A widely followed crypto analyst is warning against Bitcoin after BTC failed to breakout and fell to the $66,000 range early Monday.
In a new video update, cryptocurrency strategist Benjamin Cowen tells his 818,000 YouTube subscribers that Bitcoin is showing similarities to the 2019 correction.
“Even if Bitcoin starts to decline, even if it cannot break out of this situation, [resistance around $70,000]if that starts to fade, we'll start to see more similarities to 2019…not necessarily going in that direction, what happened when Bitcoin broke out. [in 2019]there had already been a 75 basis point rate cut and QE (quantitative easing).
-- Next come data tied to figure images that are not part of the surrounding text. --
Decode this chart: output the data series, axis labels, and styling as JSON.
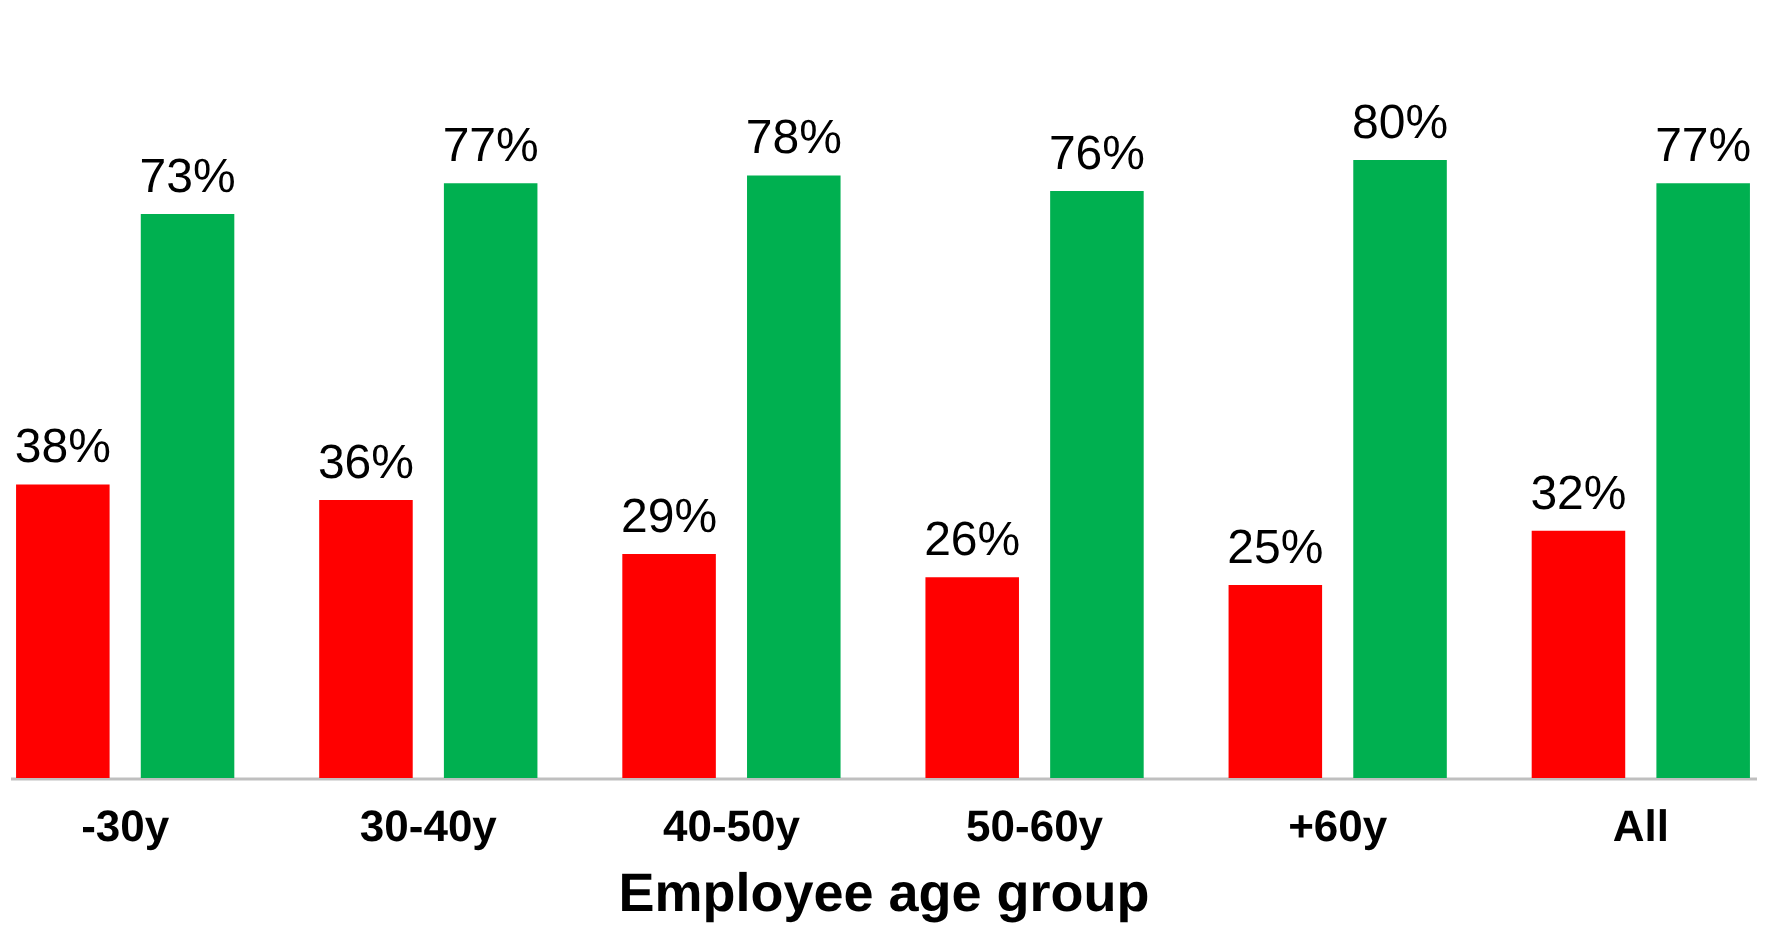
{
  "chart_data": {
    "type": "bar",
    "xlabel": "Employee age group",
    "categories": [
      "-30y",
      "30-40y",
      "40-50y",
      "50-60y",
      "+60y",
      "All"
    ],
    "series": [
      {
        "color": "#ff0000",
        "values": [
          38,
          36,
          29,
          26,
          25,
          32
        ],
        "value_labels": [
          "38%",
          "36%",
          "29%",
          "26%",
          "25%",
          "32%"
        ]
      },
      {
        "color": "#00b050",
        "values": [
          73,
          77,
          78,
          76,
          80,
          77
        ],
        "value_labels": [
          "73%",
          "77%",
          "78%",
          "76%",
          "80%",
          "77%"
        ]
      }
    ]
  }
}
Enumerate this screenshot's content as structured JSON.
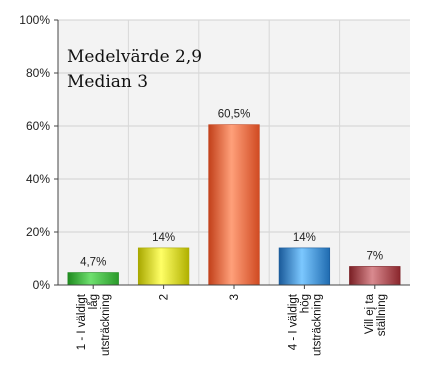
{
  "chart_data": {
    "type": "bar",
    "title": "",
    "xlabel": "",
    "ylabel": "",
    "ylim": [
      0,
      100
    ],
    "yticks": [
      "0%",
      "20%",
      "40%",
      "60%",
      "80%",
      "100%"
    ],
    "grid": true,
    "annotations": [
      "Medelvärde 2,9",
      "Median 3"
    ],
    "categories": [
      [
        "1 - I väldigt",
        "låg",
        "utsträckning"
      ],
      [
        "2"
      ],
      [
        "3"
      ],
      [
        "4 - I väldigt",
        "hög",
        "utsträckning"
      ],
      [
        "Vill ej ta",
        "ställning"
      ]
    ],
    "values": [
      4.7,
      14,
      60.5,
      14,
      7
    ],
    "value_labels": [
      "4,7%",
      "14%",
      "60,5%",
      "14%",
      "7%"
    ],
    "colors": [
      [
        "#1e8a1e",
        "#6fe06f",
        "#2a9a2a"
      ],
      [
        "#a8a800",
        "#ffff66",
        "#b0b000"
      ],
      [
        "#c2401a",
        "#ffa07a",
        "#d04a22"
      ],
      [
        "#1a5a9a",
        "#7cc8ff",
        "#1f6bb0"
      ],
      [
        "#7a1f24",
        "#d98a8f",
        "#8a262c"
      ]
    ]
  }
}
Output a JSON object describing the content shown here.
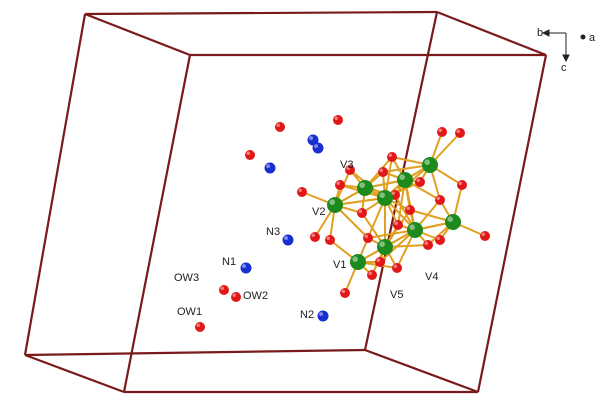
{
  "atom_labels": [
    "V3",
    "V2",
    "V1",
    "V5",
    "V4",
    "N3",
    "N1",
    "N2",
    "OW3",
    "OW2",
    "OW1"
  ],
  "axis_labels": {
    "b": "b",
    "a": "a",
    "c": "c"
  }
}
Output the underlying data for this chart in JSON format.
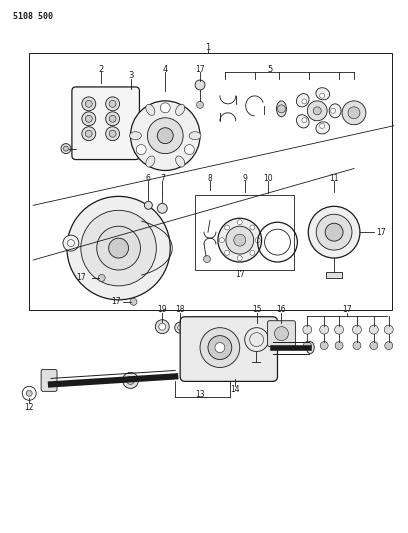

Now that's not really the case. ”
Cowen suggested further Fed rate cuts may be needed to push Bitcoin above resistance.
“If Bitcoin gets rejected for some reason and people wonder what the heck is going on, I think you just come back to this and say, well, maybe we need another rate cut. , perhaps quantitative easing may be necessary to achieve higher prices.''
At the time of writing, Bitcoin was trading at $66,948, down 2.4% in the past 24 hours.
Looking ahead to the rest of the year, Cowen told his 869,100 followers on social media platform X that Bitcoin (BTC.D) dominance could reach 60% within three months. . BTC.D tracks the percentage of cryptocurrency market capitalization held by Bitcoin.
“After the first rate cut, I said BTC dominance would spike to 59%, then pull back and eventually slowly fall to 60% by EOY (end of the year). This path is still on track. I think BTC's advantage will be 60% by EOY.
The analyst also focuses on the US Dollar Index (DXY), a benchmark for the value of the US dollar relative to a basket of other widely traded global currencies.
A rise in DXY could signal increased selling pressure on Bitcoin and other digital assets as investors may move their funds into the dollar.
“For another week, DXY will continue to rise. So many people were convinced that DXY would crash a few weeks ago. I think it will continue to rise until EOY and fall in 2025.”